Michigan officials have terminated a contract with a firm analyzing a controversial petroleum pipeline that runs through the Great Lakes, due to an employee's alleged conflict of interest.
Enbridge's Line 5 pipeline, which runs under the Straits of Mackinac, has been the target of criticism for months. Det Norske Veritas Inc. (DNV GL) was one of two firms hired to conduct a risk analysis of the pipeline.
Environmentalists fear the pipeline, which is more than 60 years old, will rupture and contaminate the Great Lakes. But Enbridge officials say the pipeline remains stable.
The risk analysis was designed to address issues raised by critics. In 2016, Michigan hired two firms to handle the work: Det Norske Veritas and Dynamic Risk Assessment System.
Michigan officials said that an employee involved in the Det Norske Veritas' analysis worked on a project for Enbridge while the risk analysis was being completed. Officials said that violated conflict of interest prohibitions in the contract.
The contract was terminated before the draft report was delivered to Michigan's project team.
“We took the initiative to terminate the contract based on our commitment to the complete integrity and transparency of this report. Ultimately the state will have to decide how to proceed with Line 5 and we can’t do that if there is any doubt regarding the nature of the information,” C. Heidi Grether, director of the Michigan Department of Environmental Quality, said in a statement.
The contract termination leaves Michigan “without a key piece needed to fully evaluate the financial risks associated with the pipeline that runs through our Great Lakes,” added Michigan Attorney General Bill Schuette. “Terminating the contract is the only option we have to maintain the integrity of the risk analysis.”
A spokesperson for Det Norske Veritas was not immediately available for comment.
Chris Kolb, president of the Michigan Environmental Council, called for state officials to release more details about the Det Norske Veritas report.

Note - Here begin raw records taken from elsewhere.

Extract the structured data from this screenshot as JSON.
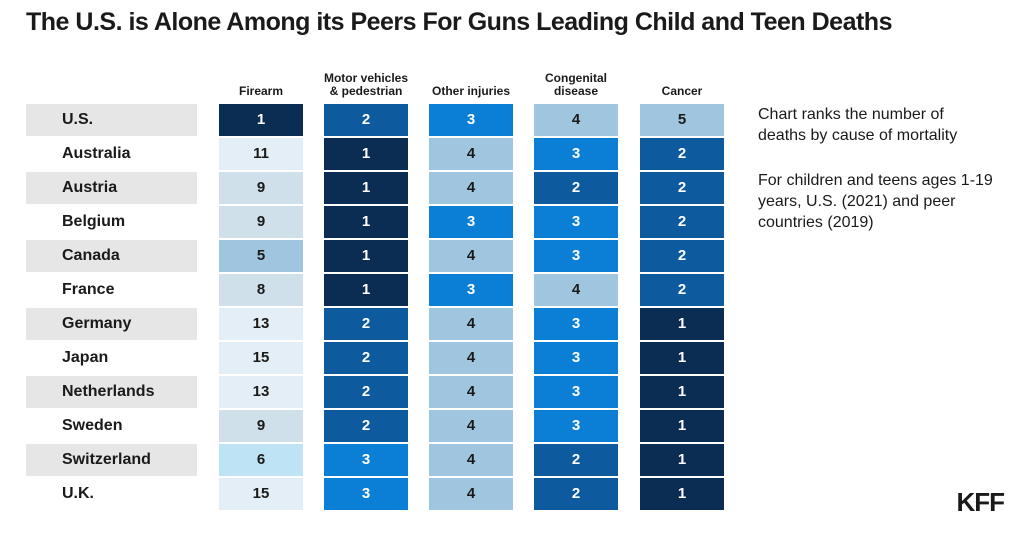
{
  "title": "The U.S. is Alone Among its Peers For Guns Leading Child and Teen Deaths",
  "columns": [
    "Firearm",
    "Motor vehicles & pedestrian",
    "Other injuries",
    "Congenital disease",
    "Cancer"
  ],
  "rows": [
    {
      "country": "U.S.",
      "ranks": [
        1,
        2,
        3,
        4,
        5
      ]
    },
    {
      "country": "Australia",
      "ranks": [
        11,
        1,
        4,
        3,
        2
      ]
    },
    {
      "country": "Austria",
      "ranks": [
        9,
        1,
        4,
        2,
        2
      ]
    },
    {
      "country": "Belgium",
      "ranks": [
        9,
        1,
        3,
        3,
        2
      ]
    },
    {
      "country": "Canada",
      "ranks": [
        5,
        1,
        4,
        3,
        2
      ]
    },
    {
      "country": "France",
      "ranks": [
        8,
        1,
        3,
        4,
        2
      ]
    },
    {
      "country": "Germany",
      "ranks": [
        13,
        2,
        4,
        3,
        1
      ]
    },
    {
      "country": "Japan",
      "ranks": [
        15,
        2,
        4,
        3,
        1
      ]
    },
    {
      "country": "Netherlands",
      "ranks": [
        13,
        2,
        4,
        3,
        1
      ]
    },
    {
      "country": "Sweden",
      "ranks": [
        9,
        2,
        4,
        3,
        1
      ]
    },
    {
      "country": "Switzerland",
      "ranks": [
        6,
        3,
        4,
        2,
        1
      ]
    },
    {
      "country": "U.K.",
      "ranks": [
        15,
        3,
        4,
        2,
        1
      ]
    }
  ],
  "notes": [
    "Chart ranks the number of deaths by cause of mortality",
    "For children and teens ages 1-19 years, U.S. (2021) and peer countries (2019)"
  ],
  "logo": "KFF"
}
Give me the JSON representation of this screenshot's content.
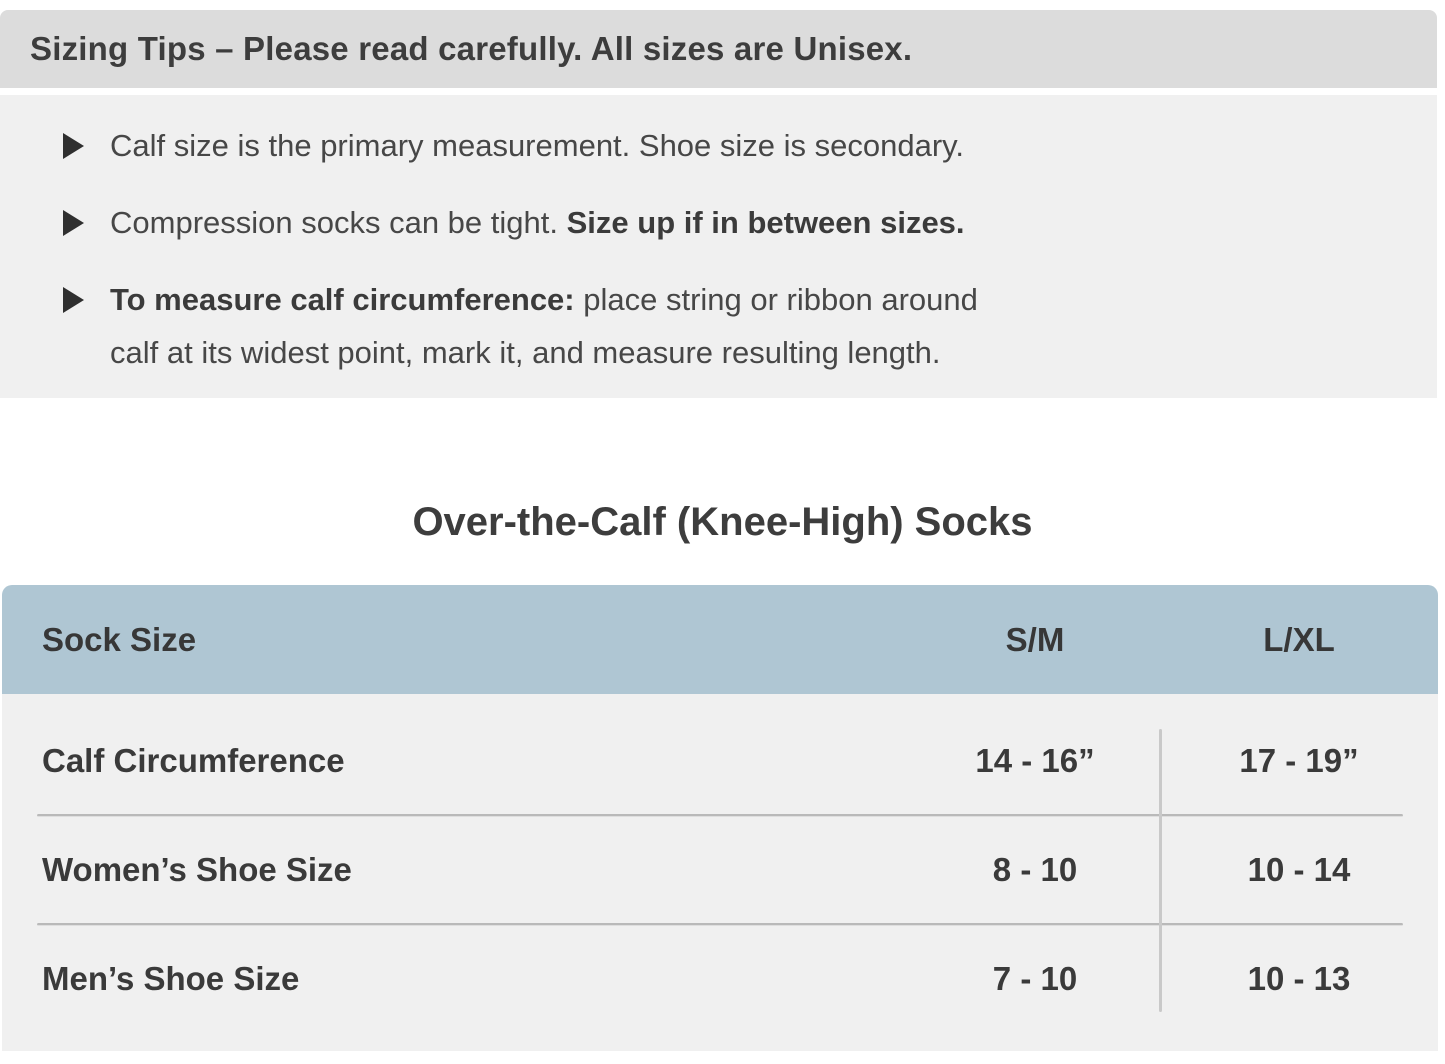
{
  "banner": {
    "title": "Sizing Tips – Please read carefully. All sizes are Unisex."
  },
  "tips": [
    {
      "prefix": "Calf size is the primary measurement. Shoe size is secondary.",
      "bold": "",
      "suffix": ""
    },
    {
      "prefix": "Compression socks can be tight. ",
      "bold": "Size up if in between sizes.",
      "suffix": ""
    },
    {
      "prefix": "",
      "bold": "To measure calf circumference:",
      "suffix_line1": " place string or ribbon around",
      "suffix_line2": "calf at its widest point, mark it, and measure resulting length."
    }
  ],
  "section": {
    "title": "Over-the-Calf (Knee-High) Socks"
  },
  "table": {
    "columns": [
      "Sock Size",
      "S/M",
      "L/XL"
    ],
    "rows": [
      {
        "label": "Calf Circumference",
        "sm": "14 - 16”",
        "lxl": "17 - 19”"
      },
      {
        "label": "Women’s Shoe Size",
        "sm": "8 - 10",
        "lxl": "10 - 14"
      },
      {
        "label": "Men’s Shoe Size",
        "sm": "7 - 10",
        "lxl": "10 - 13"
      }
    ]
  },
  "icons": {
    "bullet": "right-triangle-icon"
  },
  "colors": {
    "banner_bg": "#dcdcdc",
    "tips_bg": "#f0f0f0",
    "table_header_bg": "#afc6d3",
    "table_body_bg": "#f0f0f0",
    "divider": "#b9b9b9",
    "text": "#3d3d3d"
  }
}
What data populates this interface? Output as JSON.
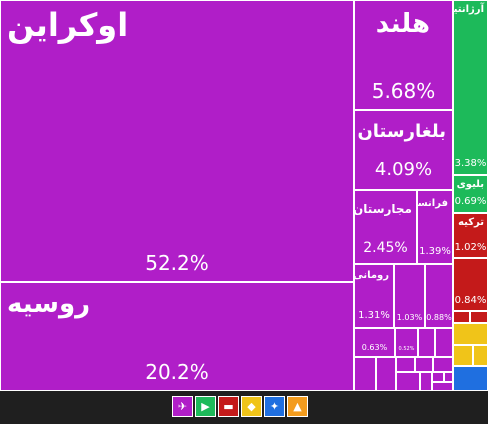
{
  "chart_data": {
    "type": "treemap",
    "items": [
      {
        "label": "اوکراین",
        "value": 52.2,
        "value_label": "52.2%",
        "color": "#b01ec8",
        "size": "xl"
      },
      {
        "label": "روسیه",
        "value": 20.2,
        "value_label": "20.2%",
        "color": "#b01ec8",
        "size": "lg"
      },
      {
        "label": "هلند",
        "value": 5.68,
        "value_label": "5.68%",
        "color": "#b01ec8",
        "size": "lg"
      },
      {
        "label": "بلغارستان",
        "value": 4.09,
        "value_label": "4.09%",
        "color": "#b01ec8",
        "size": "md"
      },
      {
        "label": "مجارستان",
        "value": 2.45,
        "value_label": "2.45%",
        "color": "#b01ec8",
        "size": "sm"
      },
      {
        "label": "فرانسه",
        "value": 1.39,
        "value_label": "1.39%",
        "color": "#b01ec8",
        "size": "xs"
      },
      {
        "label": "رومانی",
        "value": 1.31,
        "value_label": "1.31%",
        "color": "#b01ec8",
        "size": "xs"
      },
      {
        "label": "",
        "value": 1.03,
        "value_label": "1.03%",
        "color": "#b01ec8",
        "size": "xxs"
      },
      {
        "label": "",
        "value": 0.88,
        "value_label": "0.88%",
        "color": "#b01ec8",
        "size": "xxs"
      },
      {
        "label": "",
        "value": 0.63,
        "value_label": "0.63%",
        "color": "#b01ec8",
        "size": "xxs"
      },
      {
        "label": "",
        "value": 0.52,
        "value_label": "0.52%",
        "color": "#b01ec8",
        "size": "tiny"
      },
      {
        "label": "آرژانتین",
        "value": 3.38,
        "value_label": "3.38%",
        "color": "#1dba5a",
        "size": "xs"
      },
      {
        "label": "بلیوی",
        "value": 0.69,
        "value_label": "0.69%",
        "color": "#1dba5a",
        "size": "xs"
      },
      {
        "label": "ترکیه",
        "value": 1.02,
        "value_label": "1.02%",
        "color": "#c41a1a",
        "size": "xs"
      },
      {
        "label": "",
        "value": 0.84,
        "value_label": "0.84%",
        "color": "#c41a1a",
        "size": "xs"
      }
    ],
    "legend": [
      {
        "icon": "europe-icon",
        "color": "#b01ec8",
        "glyph": "✈"
      },
      {
        "icon": "south-america-icon",
        "color": "#1dba5a",
        "glyph": "▶"
      },
      {
        "icon": "asia-icon",
        "color": "#c41a1a",
        "glyph": "▬"
      },
      {
        "icon": "africa-icon",
        "color": "#f0c419",
        "glyph": "◆"
      },
      {
        "icon": "north-america-icon",
        "color": "#1f6fe0",
        "glyph": "✦"
      },
      {
        "icon": "oceania-icon",
        "color": "#f39c1e",
        "glyph": "▲"
      }
    ]
  }
}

"In the interest of transparency, the state must disclose when and how they learned about this conflict of interest," Kolb said. "We also call on state leaders to make public any documents or drafts of the risk analysis. This will enable Michigan residents to trust that the contract was terminated only because of the conflict of interest, and not because of anything in the report."
Lisa Wozniak, executive director of the Michigan League of Conservation Voters, said in a statement that her organization "is glad the State is holding the line against conflicts of interest in this essential report, but too much is riding on this to go back to square one. The prudent course of action is to shut Line 5 down until it is proven safe."
Dynamic Risk Assessment's analysis will be delivered to the state project team by the end of this month, state officials said.
It will be posted on the Michigan Petroleum Pipeline website, www.mipetroleumpipelines.com, for public review and comment by the end of the month.